LaPresse/Simone Ferraro

"Sul fine vita il principio dell'autodeterminazione non può essere contestato"

Luigi Manconi

La solitudine del morente può essere mitigata, ma è un dato che non può essere eluso. E' una sconfitta inevitabile. Parla Manconi 

Pubblichiamo l’intervento che il senatore Luigi Manconi ha tenuto durante la discussione in Aula per l’approvazione della legge sul biotestamento.

   

Nel corso di questa discussione c’è stato chi, come il collega Compagna, mi ha accusato garbatamente di coltivare un’idea assoluta, se non assolutista, dell’autodeterminazione dell’individuo e, di conseguenza, del paziente. E ciò per aver citato un autore la cui riflessione è fondamento essenziale del moderno pensiero liberale. E mi riferisco a John Stuart Mill quando afferma e argomenta il principio, secondo il quale “su se stesso, sul proprio corpo e sulla propria mente l’individuo è sovrano”. Sostenere questo significa, forse, coltivare un’idea assoluta dell’autodeterminazione? Il senatore Compagna sbaglia se ritiene che io indulga a una metafisica dell’indipendenza individuale o a una sorta di umanitarismo estremo, egotico e narcisistico, che si fa ubris. Niente affatto. E non sono tentato dalla vanità dell’autosufficienza o della superbia superomistica del soggettivismo eroico e strenuo. Penso e sento l’esatto contrario. Proprio perché ho una concezione tragica dell’esistenza e un’idea dell’essere umano come creatura imperfetta e vulnerabile, non posso che nutrire un’antropologia pessimista, dove il combattimento umano nelle circostanze del fine vita deve misurarsi con due limiti profondi: l’impotenza, oltre una certa soglia, dei trattamenti terapeutici, delle scienze mediche e delle biotecnologie, da un lato; e l’inadeguatezza di quella che possiamo chiamare la “consolazione umana”, dall’altro.

    

Dunque, la categoria di autodeterminazione non va considerata come un concetto astratto.

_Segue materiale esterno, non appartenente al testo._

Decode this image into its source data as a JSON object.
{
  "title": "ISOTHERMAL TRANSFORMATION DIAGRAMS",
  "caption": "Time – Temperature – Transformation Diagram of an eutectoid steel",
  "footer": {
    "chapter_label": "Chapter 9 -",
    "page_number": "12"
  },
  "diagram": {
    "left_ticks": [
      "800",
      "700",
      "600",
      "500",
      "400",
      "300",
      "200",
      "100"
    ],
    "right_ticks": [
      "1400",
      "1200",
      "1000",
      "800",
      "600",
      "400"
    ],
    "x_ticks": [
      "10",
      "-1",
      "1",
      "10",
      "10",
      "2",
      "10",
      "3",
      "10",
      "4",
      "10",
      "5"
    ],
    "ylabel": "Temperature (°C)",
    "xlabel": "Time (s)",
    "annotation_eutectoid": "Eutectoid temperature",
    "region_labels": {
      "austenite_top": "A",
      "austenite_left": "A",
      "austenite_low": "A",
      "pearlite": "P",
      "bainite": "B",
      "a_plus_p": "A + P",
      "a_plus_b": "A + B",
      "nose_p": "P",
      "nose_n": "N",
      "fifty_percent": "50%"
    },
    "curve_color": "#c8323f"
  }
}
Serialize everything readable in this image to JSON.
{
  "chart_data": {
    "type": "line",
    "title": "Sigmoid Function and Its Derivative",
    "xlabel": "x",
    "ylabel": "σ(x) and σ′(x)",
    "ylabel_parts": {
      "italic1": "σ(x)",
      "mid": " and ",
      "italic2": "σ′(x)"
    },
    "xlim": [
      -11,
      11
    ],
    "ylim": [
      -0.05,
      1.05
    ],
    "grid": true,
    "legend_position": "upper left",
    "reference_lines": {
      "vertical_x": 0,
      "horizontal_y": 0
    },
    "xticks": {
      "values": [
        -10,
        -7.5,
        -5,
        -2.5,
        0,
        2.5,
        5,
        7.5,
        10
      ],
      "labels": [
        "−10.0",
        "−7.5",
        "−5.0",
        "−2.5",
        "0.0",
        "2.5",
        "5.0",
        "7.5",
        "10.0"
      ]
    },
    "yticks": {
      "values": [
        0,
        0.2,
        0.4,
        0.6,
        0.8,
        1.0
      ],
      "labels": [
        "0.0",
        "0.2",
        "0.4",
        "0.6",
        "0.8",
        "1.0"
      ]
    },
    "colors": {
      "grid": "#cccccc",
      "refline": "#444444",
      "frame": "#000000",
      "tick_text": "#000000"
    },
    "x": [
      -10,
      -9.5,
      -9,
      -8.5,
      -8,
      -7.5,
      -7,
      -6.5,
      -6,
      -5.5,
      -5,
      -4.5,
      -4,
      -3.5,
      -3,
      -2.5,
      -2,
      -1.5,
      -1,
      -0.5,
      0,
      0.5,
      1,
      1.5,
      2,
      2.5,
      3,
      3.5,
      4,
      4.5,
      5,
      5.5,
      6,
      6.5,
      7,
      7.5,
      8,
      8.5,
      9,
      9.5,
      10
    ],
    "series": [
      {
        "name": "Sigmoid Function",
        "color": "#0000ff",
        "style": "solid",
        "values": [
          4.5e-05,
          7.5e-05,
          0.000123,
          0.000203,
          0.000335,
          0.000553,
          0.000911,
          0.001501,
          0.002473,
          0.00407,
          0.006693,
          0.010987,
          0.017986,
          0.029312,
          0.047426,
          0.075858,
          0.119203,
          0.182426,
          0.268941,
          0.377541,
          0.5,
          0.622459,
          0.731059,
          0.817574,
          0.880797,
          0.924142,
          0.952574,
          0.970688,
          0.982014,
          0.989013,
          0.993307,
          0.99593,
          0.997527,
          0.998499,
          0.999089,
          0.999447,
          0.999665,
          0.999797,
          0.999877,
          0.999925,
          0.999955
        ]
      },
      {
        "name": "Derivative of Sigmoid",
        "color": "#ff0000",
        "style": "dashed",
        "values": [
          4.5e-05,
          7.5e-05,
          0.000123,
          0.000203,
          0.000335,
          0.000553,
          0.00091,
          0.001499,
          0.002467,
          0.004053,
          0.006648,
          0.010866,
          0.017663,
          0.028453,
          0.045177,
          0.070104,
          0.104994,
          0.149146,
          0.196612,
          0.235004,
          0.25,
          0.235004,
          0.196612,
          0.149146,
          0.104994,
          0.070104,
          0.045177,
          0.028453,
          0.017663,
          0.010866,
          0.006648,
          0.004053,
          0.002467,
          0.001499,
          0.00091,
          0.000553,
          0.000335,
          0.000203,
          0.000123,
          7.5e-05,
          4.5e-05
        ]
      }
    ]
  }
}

Va inserita al contrario nel contesto storico-sociale e nella dimensione dell’esperienza umana e delle biografie individuali. Autodeterminazione, quindi, come risorsa della vita di relazione e non certo come negazione di essa.

    

Questo è un punto essenziale. La “solitudine del morente” – ecco la mia antropologia pessimista – è mitigabile, ma è un dato che non può essere eluso. La solitudine del morente è una sconfitta inevitabile. La mia idea (e la mia speranza) di fine vita, immagina una rete di relazioni attive e “calde” fino all’ultimo. Una possibilità, cioè, di relazioni, rapporti, scambi che attribuiscano significato e qualità – pur esile, esilissima – alla sopravvivenza anche in condizioni estreme. Ma, qui sta il nodo più crudele, anche questa forma di vita – che è certamente “degna di essere vissuta” – può esaurirsi. E in assenza di ogni capacità di comunicazione e di interazione, può perdere senso. Fino a quell’annichilimento del corpo e dello spirito prodotto dal dolore non lenibile e dalle sofferenze non sedabili. E’ qui, è allora, che prevale il peso intollerabile delle “cose ultime”; che si esaurisce la possibilità della “consolazione”; e che il significato del vivere e dello stesso sopravvivere si consuma. E’ in questa condizione finale, quando la rete dei rapporti familiari, amicali, personali e sociali vacilla e non regge più, e non offre né conforto né consiglio, è in questo stato di smarrimento che si pone la domanda inesorabile: in ultima istanza, chi decide per me? E la risposta non può che essere una: io, e solo io. E tragicamente, solo io.

   

Se questo è vero, il principio dell’autodeterminazione, per chi lo voglia rivendicare, non può essere contestato. Da questo principio irrinunciabile discende la concezione stessa di Disposizioni anticipate di trattamento e di “testamento biologico” e i suoi corollari e i suoi vincoli, compresa la figura del fiduciario.

  

Di tutto questo stiamo parlando, dunque, quando parliamo di “testamento biologico”. Dobbiamo esserne consapevoli.